Finger plays have been used in early childhood classrooms for many years- however, they seem to have taken a backseat recently to more “academic” skills.
Did you know that fingerplays have many educational benefits that can help support the development of skills necessary for meeting Common Core Standards in Kindergarten?
Experts recommend that children with difficulty learning to read go back and learn rhymes and finger plays because they are the building blocks of reading success.
Today I’m joining Deborah of Teach Preschool and Karen of Prekinders to bring you 15 Fabulous Fingerplays and Facts. We have each chosen 5 fingerplays and facts to share with you so make sure to stop by each blog to get the full list.
I have included YouTube videos below simply to illustrate the rhymes for those of you who may be unfamiliar with them; I am in no way advocating that videos replace the teacher and hand motions.
Fingerplay Fact #1: Crossing the Midline
Crossing the midline is any movement in which the arms and/or legs cross over the center of the body from one side to the other- thus making the left side of the brain work together with the right side of the brain. Crossing the midline is crucial to the development of skills such as reading and writing which require the hand and eye to cross the page as text is read or written. Research shows that children who are unable to cross the midline are often not developmentally ready to read.
One very popular fingerplay that can support crossing the midline is Twinkle, Twinkle Little Star. When I introduce the rhyme I encourage the children to move their arms and hands across their body as if they are reaching for the stars one at a time with each hand. For example, the left arm and hand cross the body as we sing the first “twinkle” and the right arm and hand cross the body in the opposite direction as we sing the second “twinkle.” We continue on in this manner as we sing the song to get lots of crossing the midline practice from day one!
Whenever possible I try to have a book or flannel story to go along with the fingerplays we sing in class. After introducing the fingerplay and singing it several times with the class I then introduce the book and invite the children to sing along as I read. After this introduction, I place the book in our classroom library and it creates a natural motivation to read. Young children feel successful and confident “reading” books that are familiar to them.
Twinkle, Twinkle Little Star Video from Super Simple Learning
Fingerplay Fact #2: Self-Regulation
Self-regulation is the ability to control impulses and wait for a turn. Could your child or students use a little help developing self-regulation skills? Good news! Any song that starts slowly and gradually increases in speed will help children regulate their behavior. They must listen and participate in the song as the speed increases- thus building their anticipation and causing them to wait and regulate their own behavior as the speed increases.
One of my favorite fingerplays that supports the development of self-regulation skills is Ram Sam Sam. Of course, the first time you sing Ram Sam Sam with your class they won’t know that the speed is going to increase; after you sing it together a few times they will squeal with delight each time they participate in this fun chant. The video below is just for example, but no music is actually necessary. I have been using Ram Sam Sam as a chant in my classroom for years without accompaniment and it’s just as fun.

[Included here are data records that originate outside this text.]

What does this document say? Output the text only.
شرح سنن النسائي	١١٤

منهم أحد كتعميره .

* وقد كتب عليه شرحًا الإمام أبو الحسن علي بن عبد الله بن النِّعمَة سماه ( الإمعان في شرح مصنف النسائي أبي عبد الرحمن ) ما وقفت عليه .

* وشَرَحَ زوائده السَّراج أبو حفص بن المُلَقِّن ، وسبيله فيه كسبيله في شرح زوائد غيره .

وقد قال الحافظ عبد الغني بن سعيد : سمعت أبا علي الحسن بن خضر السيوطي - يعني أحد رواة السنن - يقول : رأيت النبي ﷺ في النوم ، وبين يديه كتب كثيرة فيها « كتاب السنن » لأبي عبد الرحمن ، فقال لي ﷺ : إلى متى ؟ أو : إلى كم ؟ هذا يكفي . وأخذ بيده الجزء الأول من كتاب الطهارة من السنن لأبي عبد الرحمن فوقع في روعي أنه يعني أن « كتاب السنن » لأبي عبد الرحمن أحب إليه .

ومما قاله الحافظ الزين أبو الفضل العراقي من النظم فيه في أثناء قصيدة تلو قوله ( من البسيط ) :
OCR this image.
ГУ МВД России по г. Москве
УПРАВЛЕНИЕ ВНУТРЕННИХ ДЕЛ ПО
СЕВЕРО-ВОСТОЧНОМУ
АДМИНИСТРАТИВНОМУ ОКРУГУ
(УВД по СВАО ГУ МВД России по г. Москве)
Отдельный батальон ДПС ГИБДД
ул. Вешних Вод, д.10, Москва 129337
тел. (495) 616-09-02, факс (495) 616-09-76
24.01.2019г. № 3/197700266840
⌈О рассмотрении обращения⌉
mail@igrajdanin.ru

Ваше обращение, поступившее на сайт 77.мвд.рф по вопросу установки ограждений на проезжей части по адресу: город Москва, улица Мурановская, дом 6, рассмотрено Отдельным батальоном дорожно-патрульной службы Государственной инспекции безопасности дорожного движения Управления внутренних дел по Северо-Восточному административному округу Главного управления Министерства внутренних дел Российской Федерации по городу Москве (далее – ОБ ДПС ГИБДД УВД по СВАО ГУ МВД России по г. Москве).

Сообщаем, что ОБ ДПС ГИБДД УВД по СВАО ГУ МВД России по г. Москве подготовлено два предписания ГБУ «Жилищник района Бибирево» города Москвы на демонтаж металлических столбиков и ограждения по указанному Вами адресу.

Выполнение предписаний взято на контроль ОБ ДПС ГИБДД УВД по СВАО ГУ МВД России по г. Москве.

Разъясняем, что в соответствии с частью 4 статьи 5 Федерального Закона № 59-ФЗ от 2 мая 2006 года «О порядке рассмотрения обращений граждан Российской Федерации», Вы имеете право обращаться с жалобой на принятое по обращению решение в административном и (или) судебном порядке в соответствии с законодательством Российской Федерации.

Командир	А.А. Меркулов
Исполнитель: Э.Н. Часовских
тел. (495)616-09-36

Ram Sam Sam Video from The Learning Station
Fingerplay Fact #3: Oral Language
Using fingerplays offers the learner opportunities to develop oral language skills in a fun and playful manner. The sing-song chants aid in retention of vocabulary and provide a safe way for a child who is learning a second language or perhaps just shy to develop oral language in a supportive environment.
One fingerplay that provides lots of oral language support and vocabulary development is Sticky Bubble Gum. This is another fingerplay that has them engaged and begging for more from day one.
Sticky Bubble Gum Video by Andy Z
There are lots of other versions of this song, you can listen to audio clips of some of them HERE.
Fingerplay Fact #4: Transitions
Transitions can be tough with little ones, often they need guidance and re-direction to help them focus. Another of my favorites is The Grand Old Duke of York. This one helps them get their wiggles out and can also be done in a similar fashion to Ram Sam Sam by increasing the speed each time to support development of self-regulation skills. Singing it just once can be a great way to help make transitions go smoothly.
The Grand Old Duke of York Video by Mother Goose Club
Fingerplay Fact #5: Classroom Management
No fingerplay list would be complete without The Wheels on the Bus! This classic is a sure hit with any preschool or kindergarten child. When you need to gain children’s attention just start singing this song with all the hand motions and soon everybody will be joining in. The rhythmic chant and movements are very engaging for young children.
One of the questions I receive most often from readers is how to manage students during whole group time; I believe fingerplays are the answer. You don’t need to search for any particular song on a CD or iPod, you just start singing and making the motions and they will magically follow along.
Wheels on the Bus Video from Mother Goose Club
There are other actions you can add to Wheels on the Bus so you can make the song as long or as short as you need to. The Wheels on the Bus is also available as a book by many authors so I would do the same as I did with Twinkle, Twinkle Little Star and read the book aloud to the class then place it in my classroom library.